Meditative Nature

This past fall, I took my first trip to Yosemite National Park. I went for a weekend with a good friend, Jo, who I met while traveling through South America. We had made plans to explore Yosemite together when saying goodbyes in Bolivia and we were incredibly excited to journey such a renowned reserve of nature.

After a long drive from Stanford, we found ourselves in the park and in the midst of the first rainfall in months. California, suffering the crippling effects of the worst drought in over a thousand years, gratefully welcomed the active gray clouds. I, on the other hand, worried that the rain might spoil our adventures for the weekend.

I was wrong. The rain was a blessing, offering a heightened experience of both sight and smell.

One of my favorite words is petrichor. It’s a wonderfully specific word meaning “a pleasant smell that frequently accompanies the first rain after a long period of warm, dry weather.” The word comes from Greek, a combination of petros (“stones”) and ichor, the fluid that flows like blood in the veins of the gods.“

The word first appeared in a Nature journal article from 1964 with an enticing title: Nature of Argillaceous Odor. Two researchers, Bear and Thomas, posited in the original article and a follow-up a year later that the unique smell was a result of an oil released by plants during times of duress causing a retardation of seed germination. In simpler terms, the oil is a way to prevent plants from trying to grow in a resource challenged setting, a stop sign for nature. As the oil is released, it, seeps into clay-based soils and rocks. During a rainfall, the water disperses the oil molecules into the air, producing the unique smell, one borne of a meeting between a survival mechanism and a quintessential component of our cycle of life, rain. (For a more visual explanation, see the It’s Okay To Be Smart Video, "Where Does the Smell of Rain Come From?”)

As Jo and I hiked the tough Upper Yosemite Falls trail the first day, petrichor greeted our nostrils. If there was a time to encounter petrichor, it was during a rainfall in the midst of a severe drought. The smell opened my awareness to the other senses and I began to notice something spectacular: the effect of the rain on my visual field. The greens felt brighter and the browns richer, as if the rain had unlocked a deeper layer of color. The rain had stripped the thin veneer of reality. Looking at the trail, the trees, and the sky, I felt like time was suspended.

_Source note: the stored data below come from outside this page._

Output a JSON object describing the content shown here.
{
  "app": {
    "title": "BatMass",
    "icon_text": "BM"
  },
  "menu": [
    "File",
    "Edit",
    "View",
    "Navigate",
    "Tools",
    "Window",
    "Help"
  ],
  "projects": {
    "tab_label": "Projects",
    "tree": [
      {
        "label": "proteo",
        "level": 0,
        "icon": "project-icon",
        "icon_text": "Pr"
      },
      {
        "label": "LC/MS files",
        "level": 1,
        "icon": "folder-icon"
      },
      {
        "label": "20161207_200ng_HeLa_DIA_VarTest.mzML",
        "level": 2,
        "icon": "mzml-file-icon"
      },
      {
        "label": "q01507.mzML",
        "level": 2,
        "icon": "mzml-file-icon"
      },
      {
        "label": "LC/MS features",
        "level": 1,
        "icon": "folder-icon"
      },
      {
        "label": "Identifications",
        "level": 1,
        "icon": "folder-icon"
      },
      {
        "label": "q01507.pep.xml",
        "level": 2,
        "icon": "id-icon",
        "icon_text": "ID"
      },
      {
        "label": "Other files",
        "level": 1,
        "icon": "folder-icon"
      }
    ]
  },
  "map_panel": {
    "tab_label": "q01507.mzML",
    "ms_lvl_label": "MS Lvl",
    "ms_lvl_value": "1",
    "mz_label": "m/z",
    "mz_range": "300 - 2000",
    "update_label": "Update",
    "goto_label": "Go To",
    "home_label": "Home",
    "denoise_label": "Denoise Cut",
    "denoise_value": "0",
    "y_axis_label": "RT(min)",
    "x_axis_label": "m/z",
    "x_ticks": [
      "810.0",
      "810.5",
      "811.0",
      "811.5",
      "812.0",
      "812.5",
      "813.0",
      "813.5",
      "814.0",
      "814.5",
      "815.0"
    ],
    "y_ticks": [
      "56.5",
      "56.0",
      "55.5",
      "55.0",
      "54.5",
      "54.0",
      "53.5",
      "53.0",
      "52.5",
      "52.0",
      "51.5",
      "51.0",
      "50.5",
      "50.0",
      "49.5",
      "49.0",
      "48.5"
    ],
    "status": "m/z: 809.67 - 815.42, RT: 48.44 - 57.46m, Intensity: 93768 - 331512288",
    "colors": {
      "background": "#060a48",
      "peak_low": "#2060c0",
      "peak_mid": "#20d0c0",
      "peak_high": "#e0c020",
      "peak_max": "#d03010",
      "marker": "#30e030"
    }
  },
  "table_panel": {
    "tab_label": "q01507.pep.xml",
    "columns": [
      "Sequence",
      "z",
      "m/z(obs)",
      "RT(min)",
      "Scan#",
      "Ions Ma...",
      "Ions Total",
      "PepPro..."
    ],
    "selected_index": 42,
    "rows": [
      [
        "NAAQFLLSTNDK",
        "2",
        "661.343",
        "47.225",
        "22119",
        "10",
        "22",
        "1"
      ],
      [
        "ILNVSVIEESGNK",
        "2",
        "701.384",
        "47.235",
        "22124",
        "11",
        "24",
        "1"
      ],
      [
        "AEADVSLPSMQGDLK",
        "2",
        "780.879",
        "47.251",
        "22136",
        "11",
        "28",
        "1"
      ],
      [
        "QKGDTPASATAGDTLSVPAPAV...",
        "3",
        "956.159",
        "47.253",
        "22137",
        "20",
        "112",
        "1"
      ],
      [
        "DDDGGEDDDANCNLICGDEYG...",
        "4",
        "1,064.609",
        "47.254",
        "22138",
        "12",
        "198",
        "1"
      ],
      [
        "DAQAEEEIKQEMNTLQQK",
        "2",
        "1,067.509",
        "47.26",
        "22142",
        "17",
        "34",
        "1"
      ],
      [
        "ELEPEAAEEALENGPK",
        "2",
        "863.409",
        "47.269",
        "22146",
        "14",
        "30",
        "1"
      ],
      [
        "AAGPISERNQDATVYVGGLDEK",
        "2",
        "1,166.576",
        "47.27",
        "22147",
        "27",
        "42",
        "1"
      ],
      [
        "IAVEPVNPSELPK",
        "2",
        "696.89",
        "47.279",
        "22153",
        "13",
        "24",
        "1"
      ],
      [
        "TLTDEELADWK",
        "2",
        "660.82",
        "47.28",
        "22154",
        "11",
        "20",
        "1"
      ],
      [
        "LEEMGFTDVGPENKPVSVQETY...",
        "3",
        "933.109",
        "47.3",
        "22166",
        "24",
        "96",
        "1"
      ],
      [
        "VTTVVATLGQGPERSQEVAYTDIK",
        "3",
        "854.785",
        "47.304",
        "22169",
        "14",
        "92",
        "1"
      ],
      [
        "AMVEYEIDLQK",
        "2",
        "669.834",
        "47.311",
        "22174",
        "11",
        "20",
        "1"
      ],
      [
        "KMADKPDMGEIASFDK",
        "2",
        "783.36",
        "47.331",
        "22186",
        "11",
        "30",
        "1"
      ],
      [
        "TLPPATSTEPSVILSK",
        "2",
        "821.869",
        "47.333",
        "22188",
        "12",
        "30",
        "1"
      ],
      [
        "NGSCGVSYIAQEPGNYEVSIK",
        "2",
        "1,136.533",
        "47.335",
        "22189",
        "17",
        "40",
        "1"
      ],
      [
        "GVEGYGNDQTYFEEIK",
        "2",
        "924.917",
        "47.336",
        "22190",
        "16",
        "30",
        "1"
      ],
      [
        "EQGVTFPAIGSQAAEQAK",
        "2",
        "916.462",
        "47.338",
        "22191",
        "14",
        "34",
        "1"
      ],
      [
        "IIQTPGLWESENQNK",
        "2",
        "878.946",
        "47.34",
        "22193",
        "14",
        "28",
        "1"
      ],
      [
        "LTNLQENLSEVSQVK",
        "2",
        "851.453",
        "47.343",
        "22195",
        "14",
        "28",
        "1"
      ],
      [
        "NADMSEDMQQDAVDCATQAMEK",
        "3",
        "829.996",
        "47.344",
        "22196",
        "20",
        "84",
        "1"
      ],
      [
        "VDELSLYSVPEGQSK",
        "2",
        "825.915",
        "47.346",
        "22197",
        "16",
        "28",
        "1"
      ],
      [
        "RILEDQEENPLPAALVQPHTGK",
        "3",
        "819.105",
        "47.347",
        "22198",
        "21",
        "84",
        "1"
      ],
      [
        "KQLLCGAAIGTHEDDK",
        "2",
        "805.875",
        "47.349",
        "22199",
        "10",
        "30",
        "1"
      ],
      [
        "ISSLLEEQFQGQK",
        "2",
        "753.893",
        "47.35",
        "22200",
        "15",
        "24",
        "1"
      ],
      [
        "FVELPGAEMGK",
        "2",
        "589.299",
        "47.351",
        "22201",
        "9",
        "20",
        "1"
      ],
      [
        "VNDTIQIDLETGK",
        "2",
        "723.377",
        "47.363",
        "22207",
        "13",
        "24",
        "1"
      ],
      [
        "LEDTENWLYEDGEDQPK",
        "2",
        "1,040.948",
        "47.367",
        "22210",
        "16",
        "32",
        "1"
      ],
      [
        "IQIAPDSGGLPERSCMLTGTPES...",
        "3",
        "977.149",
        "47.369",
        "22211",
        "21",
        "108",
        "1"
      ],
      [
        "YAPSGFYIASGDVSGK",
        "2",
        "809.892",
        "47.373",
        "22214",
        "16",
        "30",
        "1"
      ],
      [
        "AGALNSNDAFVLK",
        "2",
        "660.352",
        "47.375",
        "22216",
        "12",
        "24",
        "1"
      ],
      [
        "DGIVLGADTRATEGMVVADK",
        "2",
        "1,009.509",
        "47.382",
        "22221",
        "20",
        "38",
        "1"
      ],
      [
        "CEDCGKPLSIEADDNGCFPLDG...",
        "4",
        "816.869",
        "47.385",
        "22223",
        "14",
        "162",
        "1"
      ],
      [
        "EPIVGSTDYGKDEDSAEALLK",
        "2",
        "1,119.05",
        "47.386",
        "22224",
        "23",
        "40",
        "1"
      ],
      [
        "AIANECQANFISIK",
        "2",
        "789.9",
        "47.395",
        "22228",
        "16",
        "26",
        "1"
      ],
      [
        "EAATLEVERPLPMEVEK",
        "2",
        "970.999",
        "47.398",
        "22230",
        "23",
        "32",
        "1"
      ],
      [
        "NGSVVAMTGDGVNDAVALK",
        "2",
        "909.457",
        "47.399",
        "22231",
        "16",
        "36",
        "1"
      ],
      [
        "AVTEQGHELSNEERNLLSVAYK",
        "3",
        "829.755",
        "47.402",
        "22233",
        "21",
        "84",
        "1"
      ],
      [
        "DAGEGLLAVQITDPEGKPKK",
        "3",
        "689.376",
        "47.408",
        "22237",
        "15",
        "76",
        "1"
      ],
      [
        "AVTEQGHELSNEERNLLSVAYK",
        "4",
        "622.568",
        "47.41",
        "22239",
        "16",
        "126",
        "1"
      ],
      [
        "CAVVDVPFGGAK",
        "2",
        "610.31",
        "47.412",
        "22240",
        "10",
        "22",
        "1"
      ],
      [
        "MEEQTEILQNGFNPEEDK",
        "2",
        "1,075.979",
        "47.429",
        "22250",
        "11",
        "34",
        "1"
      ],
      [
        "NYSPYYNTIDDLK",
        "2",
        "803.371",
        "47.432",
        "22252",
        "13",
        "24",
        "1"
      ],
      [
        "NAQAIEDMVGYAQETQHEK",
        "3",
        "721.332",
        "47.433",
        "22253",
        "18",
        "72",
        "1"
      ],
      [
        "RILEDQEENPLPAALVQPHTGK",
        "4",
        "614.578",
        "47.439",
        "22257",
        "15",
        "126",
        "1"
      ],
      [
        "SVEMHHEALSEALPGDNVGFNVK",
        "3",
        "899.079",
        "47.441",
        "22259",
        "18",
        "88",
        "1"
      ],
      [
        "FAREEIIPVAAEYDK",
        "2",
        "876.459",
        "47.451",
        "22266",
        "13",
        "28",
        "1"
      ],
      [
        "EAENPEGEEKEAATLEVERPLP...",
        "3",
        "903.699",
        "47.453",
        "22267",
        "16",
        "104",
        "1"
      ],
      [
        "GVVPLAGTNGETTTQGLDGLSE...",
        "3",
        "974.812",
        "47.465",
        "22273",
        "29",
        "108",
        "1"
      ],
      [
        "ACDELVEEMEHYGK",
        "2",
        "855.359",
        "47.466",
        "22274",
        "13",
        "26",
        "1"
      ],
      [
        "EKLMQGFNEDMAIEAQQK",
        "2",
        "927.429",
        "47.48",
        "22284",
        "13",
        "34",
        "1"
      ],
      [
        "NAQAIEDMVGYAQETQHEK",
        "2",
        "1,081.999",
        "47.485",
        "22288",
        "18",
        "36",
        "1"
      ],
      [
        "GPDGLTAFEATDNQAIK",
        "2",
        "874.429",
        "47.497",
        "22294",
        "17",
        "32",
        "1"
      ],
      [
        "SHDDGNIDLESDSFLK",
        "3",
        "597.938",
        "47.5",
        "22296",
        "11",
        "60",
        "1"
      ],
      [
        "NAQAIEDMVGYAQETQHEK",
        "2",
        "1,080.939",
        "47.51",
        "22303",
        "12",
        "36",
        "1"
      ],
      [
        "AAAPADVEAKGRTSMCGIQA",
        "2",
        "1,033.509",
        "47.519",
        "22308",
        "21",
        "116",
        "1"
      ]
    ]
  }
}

Surely, this perceptual boost is an explainable one. It likely something to do with the reflection and refraction of light, that, when combined with dispersion, give us the phenomena of rainbows. Still, it’s tough to grapple with the experience with only the abstractions of science. Instead, maybe one of Jo’s great photographs can illustrate (for more great shots, check out his site):

river shot
river shot

Petrichor is a stop sign of nature, a defense mechanism. I think that petrichor and rain are also stop signs for us. Pause, petrichor says, witness the smell. Wait, rain beckons, take in the vivid colors. I wrote previously about the meditative life; perhaps petrichor and rain are meditative nature. Maybe they are gentle offerings of altered sensation. They are explainable and fascinating – the products of evolution and the properties of light and water – but they are best when they are experienced, not understood.

Today, take whatever gentle offering comes your way.